Stathis Papaioannou wrote:
2010/1/13 Brent Meeker <meeke...@dslextreme.com>:

You're asserting that neuron I/O replication is the "appropriate level" to
make "brain behavior" the same; and I tend to agree that would be sufficient
(though perhaps not necessary).  But that's preserving a particular
algorithm; one more specific than the Platonic computation of its
equivalence class.

Any algorithm would do, implemented on any hardware, as long as it did
the job. Ten engineers working independently on the problem would
probably come up with ten different solutions, even if they worked
with the same theoretical model of a neuron.

I suppose a Turing machine could perform the same
computation, but it would perform it very differently.  And I wonder how the
Turing machine would manage perception.  The organs of perception would have
their responses digitized into bit strings and these would be written to the
TM on different tapes?  I think this illustrates my point that, while
preservation of consciousness under the digital neuron substitution seems
plausible, there is still another leap in substituting an abstract
computation for the digital neurons.

There is a leap involved in eliminating the hardware but the first
step is establishing computationalism: that in principal you could
replace the brain with a digital computer and preserve the mind. If
the artificial neurons work as described then doesn't that prove this?
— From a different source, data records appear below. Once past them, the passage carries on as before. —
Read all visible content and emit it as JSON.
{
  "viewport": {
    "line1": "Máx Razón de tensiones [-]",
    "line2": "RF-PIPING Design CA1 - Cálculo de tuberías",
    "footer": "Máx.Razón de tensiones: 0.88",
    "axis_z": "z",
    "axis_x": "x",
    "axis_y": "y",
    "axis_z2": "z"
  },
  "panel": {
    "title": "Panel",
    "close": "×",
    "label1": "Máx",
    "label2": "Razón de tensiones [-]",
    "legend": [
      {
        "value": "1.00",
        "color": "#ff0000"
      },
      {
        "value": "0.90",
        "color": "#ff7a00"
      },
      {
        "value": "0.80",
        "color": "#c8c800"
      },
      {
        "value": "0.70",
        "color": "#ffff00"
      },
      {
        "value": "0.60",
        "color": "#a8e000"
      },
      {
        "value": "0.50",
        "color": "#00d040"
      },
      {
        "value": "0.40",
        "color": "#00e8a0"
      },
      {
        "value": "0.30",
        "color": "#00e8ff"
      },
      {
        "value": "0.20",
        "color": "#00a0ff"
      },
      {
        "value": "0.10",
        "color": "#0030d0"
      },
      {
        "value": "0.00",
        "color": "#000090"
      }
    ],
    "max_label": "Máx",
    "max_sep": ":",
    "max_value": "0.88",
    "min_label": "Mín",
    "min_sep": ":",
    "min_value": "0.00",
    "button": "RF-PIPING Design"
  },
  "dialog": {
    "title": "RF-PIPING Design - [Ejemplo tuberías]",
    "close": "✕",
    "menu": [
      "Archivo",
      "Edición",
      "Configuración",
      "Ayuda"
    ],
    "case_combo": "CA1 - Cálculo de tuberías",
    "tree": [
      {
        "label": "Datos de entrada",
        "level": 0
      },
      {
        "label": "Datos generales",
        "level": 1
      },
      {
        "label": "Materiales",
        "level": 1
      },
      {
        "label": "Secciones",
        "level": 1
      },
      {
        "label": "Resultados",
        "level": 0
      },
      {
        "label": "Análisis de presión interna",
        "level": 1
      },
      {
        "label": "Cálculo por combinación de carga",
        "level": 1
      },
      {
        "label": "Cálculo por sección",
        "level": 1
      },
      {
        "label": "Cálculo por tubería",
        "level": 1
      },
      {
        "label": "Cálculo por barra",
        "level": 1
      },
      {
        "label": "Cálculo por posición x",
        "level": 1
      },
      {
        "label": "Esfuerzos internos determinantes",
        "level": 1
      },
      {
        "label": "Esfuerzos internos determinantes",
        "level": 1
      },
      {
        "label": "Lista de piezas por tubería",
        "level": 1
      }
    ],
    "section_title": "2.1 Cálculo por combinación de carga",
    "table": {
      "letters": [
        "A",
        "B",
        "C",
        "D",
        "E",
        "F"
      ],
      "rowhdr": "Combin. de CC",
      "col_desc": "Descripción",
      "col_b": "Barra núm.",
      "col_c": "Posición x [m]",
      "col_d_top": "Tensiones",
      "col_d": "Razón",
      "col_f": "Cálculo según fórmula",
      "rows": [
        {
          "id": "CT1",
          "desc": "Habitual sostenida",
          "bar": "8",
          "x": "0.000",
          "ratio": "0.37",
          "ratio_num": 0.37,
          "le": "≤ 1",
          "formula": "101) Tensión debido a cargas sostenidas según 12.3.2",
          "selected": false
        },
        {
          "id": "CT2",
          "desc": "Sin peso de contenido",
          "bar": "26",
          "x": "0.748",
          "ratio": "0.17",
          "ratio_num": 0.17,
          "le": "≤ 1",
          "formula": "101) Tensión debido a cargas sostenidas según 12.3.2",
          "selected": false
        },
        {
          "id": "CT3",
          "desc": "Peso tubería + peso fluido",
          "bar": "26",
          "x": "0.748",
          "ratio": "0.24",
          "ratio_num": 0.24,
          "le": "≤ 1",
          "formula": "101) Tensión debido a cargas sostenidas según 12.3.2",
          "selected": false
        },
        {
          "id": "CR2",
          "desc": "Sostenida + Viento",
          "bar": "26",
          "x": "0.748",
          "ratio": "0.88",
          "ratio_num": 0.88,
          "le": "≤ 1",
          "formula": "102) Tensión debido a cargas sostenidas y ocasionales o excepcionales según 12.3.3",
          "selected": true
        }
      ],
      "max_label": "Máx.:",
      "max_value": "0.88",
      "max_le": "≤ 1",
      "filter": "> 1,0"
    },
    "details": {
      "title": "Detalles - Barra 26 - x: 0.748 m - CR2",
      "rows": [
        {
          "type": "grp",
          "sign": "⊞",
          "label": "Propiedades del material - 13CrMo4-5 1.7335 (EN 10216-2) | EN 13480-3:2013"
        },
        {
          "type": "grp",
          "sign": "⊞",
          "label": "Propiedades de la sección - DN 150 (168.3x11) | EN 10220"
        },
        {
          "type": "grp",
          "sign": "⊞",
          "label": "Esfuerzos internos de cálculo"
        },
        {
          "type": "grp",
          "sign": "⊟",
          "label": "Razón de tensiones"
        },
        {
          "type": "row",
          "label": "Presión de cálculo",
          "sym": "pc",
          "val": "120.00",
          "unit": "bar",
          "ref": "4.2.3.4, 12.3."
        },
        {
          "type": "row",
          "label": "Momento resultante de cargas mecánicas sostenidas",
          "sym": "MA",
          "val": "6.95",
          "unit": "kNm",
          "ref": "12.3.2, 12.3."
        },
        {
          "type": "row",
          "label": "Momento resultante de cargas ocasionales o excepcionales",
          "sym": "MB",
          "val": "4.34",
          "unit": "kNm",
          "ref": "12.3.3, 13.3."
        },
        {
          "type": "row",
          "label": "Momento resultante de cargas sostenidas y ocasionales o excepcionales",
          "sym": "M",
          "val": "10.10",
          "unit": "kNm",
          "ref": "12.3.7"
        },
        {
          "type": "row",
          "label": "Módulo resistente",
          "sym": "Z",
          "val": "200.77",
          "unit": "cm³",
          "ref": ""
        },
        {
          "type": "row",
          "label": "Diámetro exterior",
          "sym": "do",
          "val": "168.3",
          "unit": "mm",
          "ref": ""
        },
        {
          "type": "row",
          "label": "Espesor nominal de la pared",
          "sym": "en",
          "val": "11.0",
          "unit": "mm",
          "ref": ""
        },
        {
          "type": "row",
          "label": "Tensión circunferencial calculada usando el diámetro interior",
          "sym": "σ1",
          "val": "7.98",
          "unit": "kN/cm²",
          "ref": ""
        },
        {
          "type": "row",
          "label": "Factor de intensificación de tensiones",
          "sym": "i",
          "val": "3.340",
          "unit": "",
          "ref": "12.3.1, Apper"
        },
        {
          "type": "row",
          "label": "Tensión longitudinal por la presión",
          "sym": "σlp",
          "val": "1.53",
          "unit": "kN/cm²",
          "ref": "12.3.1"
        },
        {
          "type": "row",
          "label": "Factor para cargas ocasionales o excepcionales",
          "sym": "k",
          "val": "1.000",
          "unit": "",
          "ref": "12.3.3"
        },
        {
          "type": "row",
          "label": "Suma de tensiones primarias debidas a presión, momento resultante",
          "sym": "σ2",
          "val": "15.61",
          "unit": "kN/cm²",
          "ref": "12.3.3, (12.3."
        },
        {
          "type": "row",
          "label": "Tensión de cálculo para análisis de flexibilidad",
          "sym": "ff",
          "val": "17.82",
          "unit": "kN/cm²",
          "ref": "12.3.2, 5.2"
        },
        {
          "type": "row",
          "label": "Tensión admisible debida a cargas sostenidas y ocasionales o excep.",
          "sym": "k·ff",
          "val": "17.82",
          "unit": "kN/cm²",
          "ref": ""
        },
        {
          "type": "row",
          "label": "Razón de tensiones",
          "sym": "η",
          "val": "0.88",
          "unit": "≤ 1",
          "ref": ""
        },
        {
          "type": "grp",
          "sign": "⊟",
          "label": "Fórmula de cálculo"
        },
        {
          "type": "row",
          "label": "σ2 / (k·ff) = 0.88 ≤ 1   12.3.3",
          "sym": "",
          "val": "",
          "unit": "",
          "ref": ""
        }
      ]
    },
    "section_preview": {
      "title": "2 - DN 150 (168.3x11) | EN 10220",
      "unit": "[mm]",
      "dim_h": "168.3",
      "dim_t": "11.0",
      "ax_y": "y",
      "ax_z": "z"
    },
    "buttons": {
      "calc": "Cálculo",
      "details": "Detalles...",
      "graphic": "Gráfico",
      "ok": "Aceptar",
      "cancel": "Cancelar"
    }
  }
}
The level of the neuron is an arbitrary one. We could instead consider
replacing volumes of brain tissue with a computer-controlled device
that replicates the I/O behaviour at the surface of the volume, where
it interfaces with normal brain tissue, and expand the size of the
volume until the whole brain is replaced. One linear processor could
then do all the work, and it wouldn't matter what processor it was (as
long as it was fast enough and had enough memory), what language the
program was written in, or even what program it was. Multiple
realisability is a basic feature of functionalism.

Also, such an AI brain would not permit slicing the computations into
arbitrarily short time periods because there is communication time involved
and neurons run asynchronously.

The whole brain could be aggregated into one computation, and a
virtual environment could run as a subroutine.


Yes, I can see that. By aggregating the brain into one computation do you mean replacing it with a synchronous digital computer whose program would not only reproduce the I/O of individual neurons, but also the instantaneous state on signals which were traveling between them (since presumably timing is important to the neurons function)? Or do you mean replacing it with a synchronous digital computer which produces the same I/O at the afferent and efferent nerves? In the former case, it seems that "thoughts" would be distributed over many, not necessarily sequential, computational steps. In the later it would not be possible to map the the computational steps to brain states at all since they are only required to be the same at the I/O; and hence difficult to say what constituted a thought. Given these to two possible models of functionalism, I'm not clear on what "the same computation" means. Are these two doing the same computation because they have the same I/O? Over what range of I does the O have to be the same - all possible? all actually experienced? those experienced in the last 2minutes?